In the future, cars will drive us. And probably not surprisingly, they'll often know where to go without us even needing to tell them.
That's the theme of a short back-and-forth conversation on Twitter recently between Tesla founder and CEO Elon Musk and a user who tagged him in a comment suggesting that "it would be cool" to be able to tell a car where to go. Responding to user James Harvey, Musk replied, "It won't even need to ask you most of the time." Later, after Harvey asked how the car would know where he wants to go, another user suggested that the car would know what time you go to work. "Yeah, don't exactly need to be Sherlock Holmes," Musk tweeted.

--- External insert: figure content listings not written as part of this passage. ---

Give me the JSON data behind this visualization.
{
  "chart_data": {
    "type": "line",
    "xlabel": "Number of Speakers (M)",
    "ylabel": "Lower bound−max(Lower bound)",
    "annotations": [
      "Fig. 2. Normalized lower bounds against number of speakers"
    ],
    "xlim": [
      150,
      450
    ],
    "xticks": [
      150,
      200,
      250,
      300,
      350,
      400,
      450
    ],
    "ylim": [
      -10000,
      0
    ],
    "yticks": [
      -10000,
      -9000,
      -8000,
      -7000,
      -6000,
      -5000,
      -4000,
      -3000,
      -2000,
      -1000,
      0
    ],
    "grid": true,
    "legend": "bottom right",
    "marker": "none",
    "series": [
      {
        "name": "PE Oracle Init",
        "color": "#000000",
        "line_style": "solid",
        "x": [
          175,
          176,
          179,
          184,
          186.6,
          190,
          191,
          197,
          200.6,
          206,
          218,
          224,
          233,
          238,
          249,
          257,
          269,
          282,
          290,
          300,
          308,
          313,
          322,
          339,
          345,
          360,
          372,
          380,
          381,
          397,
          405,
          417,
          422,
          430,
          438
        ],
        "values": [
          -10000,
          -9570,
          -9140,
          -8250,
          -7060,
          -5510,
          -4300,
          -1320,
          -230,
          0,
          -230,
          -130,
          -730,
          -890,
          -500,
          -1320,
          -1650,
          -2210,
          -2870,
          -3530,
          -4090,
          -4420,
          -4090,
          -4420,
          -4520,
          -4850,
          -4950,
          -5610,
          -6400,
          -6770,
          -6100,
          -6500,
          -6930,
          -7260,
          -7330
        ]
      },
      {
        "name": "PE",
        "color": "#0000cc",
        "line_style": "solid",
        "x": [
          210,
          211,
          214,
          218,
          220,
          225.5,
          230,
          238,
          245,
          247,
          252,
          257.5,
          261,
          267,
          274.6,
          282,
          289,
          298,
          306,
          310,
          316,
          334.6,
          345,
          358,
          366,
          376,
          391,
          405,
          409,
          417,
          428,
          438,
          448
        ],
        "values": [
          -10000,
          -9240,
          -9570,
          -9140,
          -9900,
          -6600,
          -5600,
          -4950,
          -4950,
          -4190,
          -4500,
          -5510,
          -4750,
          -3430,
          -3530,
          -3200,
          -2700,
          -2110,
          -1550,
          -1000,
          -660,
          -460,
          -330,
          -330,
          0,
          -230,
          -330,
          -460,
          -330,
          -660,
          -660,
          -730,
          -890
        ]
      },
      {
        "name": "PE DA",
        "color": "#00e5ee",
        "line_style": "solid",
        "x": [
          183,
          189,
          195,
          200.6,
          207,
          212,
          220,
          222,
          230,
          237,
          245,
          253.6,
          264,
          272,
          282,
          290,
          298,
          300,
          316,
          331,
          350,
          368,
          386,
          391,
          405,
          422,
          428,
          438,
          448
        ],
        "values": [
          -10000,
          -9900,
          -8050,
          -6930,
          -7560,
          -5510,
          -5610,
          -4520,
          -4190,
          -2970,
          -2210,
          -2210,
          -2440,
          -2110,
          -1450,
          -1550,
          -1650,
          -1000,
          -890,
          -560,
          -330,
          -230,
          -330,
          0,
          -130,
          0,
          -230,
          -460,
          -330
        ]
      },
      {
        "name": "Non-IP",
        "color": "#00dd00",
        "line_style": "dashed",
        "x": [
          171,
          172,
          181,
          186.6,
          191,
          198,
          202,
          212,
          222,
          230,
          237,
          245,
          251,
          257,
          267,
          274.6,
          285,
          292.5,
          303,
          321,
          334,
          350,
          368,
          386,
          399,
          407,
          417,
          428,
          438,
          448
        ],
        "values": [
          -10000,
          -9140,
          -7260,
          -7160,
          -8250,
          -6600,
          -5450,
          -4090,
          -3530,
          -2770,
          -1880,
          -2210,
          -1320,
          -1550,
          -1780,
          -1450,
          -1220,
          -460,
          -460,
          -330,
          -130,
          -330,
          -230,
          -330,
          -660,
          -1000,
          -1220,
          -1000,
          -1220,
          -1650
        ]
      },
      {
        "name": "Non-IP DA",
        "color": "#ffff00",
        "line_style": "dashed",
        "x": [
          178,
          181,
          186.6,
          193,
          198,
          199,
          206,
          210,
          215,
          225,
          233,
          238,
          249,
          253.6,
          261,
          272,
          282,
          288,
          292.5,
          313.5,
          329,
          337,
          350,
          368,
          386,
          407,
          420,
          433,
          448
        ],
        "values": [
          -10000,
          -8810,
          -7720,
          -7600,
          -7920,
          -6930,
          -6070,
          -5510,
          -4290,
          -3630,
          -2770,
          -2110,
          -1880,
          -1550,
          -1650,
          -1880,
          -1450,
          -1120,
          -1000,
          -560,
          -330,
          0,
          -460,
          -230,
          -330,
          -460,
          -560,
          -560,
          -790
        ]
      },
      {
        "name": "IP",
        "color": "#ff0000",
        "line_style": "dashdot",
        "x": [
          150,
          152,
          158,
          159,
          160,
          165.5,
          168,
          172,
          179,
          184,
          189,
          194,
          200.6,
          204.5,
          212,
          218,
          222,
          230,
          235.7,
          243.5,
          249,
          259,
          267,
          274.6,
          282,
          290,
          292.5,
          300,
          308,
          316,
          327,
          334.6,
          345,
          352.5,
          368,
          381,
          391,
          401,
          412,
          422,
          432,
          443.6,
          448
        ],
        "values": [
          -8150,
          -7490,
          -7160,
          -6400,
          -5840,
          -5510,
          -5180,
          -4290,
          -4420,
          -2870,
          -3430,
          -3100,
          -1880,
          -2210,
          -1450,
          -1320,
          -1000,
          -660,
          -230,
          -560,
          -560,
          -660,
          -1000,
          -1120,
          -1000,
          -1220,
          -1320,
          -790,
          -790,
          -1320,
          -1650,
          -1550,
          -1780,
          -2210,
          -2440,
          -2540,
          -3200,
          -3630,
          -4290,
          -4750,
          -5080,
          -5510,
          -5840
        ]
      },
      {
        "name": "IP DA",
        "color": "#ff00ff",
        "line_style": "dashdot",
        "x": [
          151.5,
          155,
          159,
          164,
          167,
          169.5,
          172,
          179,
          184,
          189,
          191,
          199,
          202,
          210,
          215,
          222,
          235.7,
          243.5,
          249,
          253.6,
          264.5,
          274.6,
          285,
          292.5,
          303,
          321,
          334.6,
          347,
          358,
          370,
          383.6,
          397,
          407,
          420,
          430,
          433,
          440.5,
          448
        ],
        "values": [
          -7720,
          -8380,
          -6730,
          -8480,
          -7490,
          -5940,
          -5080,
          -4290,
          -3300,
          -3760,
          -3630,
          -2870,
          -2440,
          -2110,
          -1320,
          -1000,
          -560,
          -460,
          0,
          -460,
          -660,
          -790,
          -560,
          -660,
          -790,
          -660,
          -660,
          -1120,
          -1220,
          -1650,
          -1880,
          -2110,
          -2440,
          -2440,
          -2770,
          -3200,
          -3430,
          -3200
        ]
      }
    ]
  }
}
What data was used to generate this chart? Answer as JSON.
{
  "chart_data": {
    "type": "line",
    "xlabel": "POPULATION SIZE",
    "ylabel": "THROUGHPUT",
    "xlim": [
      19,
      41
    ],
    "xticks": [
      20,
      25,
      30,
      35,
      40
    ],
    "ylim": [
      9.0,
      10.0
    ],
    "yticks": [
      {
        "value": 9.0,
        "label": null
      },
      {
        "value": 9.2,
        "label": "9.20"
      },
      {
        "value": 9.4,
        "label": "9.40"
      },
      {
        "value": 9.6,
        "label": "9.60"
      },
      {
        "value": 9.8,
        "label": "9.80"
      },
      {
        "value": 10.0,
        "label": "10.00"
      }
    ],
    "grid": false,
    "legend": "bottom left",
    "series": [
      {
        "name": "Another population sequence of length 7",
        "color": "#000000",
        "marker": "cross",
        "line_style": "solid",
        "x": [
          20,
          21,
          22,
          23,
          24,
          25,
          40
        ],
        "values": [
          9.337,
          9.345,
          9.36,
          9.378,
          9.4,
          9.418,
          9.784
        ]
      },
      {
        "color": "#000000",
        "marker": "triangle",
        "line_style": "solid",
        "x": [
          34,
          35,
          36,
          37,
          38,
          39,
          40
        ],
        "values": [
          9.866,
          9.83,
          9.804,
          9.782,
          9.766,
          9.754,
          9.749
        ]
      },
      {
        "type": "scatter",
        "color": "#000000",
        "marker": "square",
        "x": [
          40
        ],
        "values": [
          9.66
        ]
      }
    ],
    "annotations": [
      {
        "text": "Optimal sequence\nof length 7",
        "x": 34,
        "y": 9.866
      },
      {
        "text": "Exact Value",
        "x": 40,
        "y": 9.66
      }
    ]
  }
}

It won't even need to ask you most of the time— Elon Musk (@elonmusk) October 21, 2017
Yeah, don't exactly need to be Sherlock Holmes.— Elon Musk (@elonmusk) October 21, 2017
That the ability to know where we're going will be part of our future driving experience shouldn't be surprising. After all, the smartphones we carry around already possess the ability to predict what we want — think Google's cleverness in tailoring search results or providing traffic information just before your commute, Facebook's highly customized News Feed content or even auto-fill technology, which can predict the words you're typing. And plenty of automakers have been touting their own work in developing in-car artificial intelligence systems. Like Audi's Elaine concept, which will be able to learn, think and even empathize with drivers. Or Mitsubishi's e-Evolution concept, which can not only assist your driving, but also assess your skills and teach you how to improve them.
Tesla's vehicles, of course, are being outfitted with all the latest autonomous driver-assist technology, with the automaker eager to one day reach full Level 5 self-driving capability. According to Inc., Teslas will be able to listen and respond to directional commands, and they'll even have access to your calendar to comb for information about where you need to go. Tesla has also said it's developing an update to its Autopilot hardware and remains on track to achieve full Level 5 autonomous driving by the end of this year, which strikes a lot of people as wildly unrealistic.
At any rate, the promise of cars knowing what time we're sneaking out to get donuts or picking up the kids is interesting, coming from the man who has warned that AI presents "a fundamental risk to the existence of human civilization."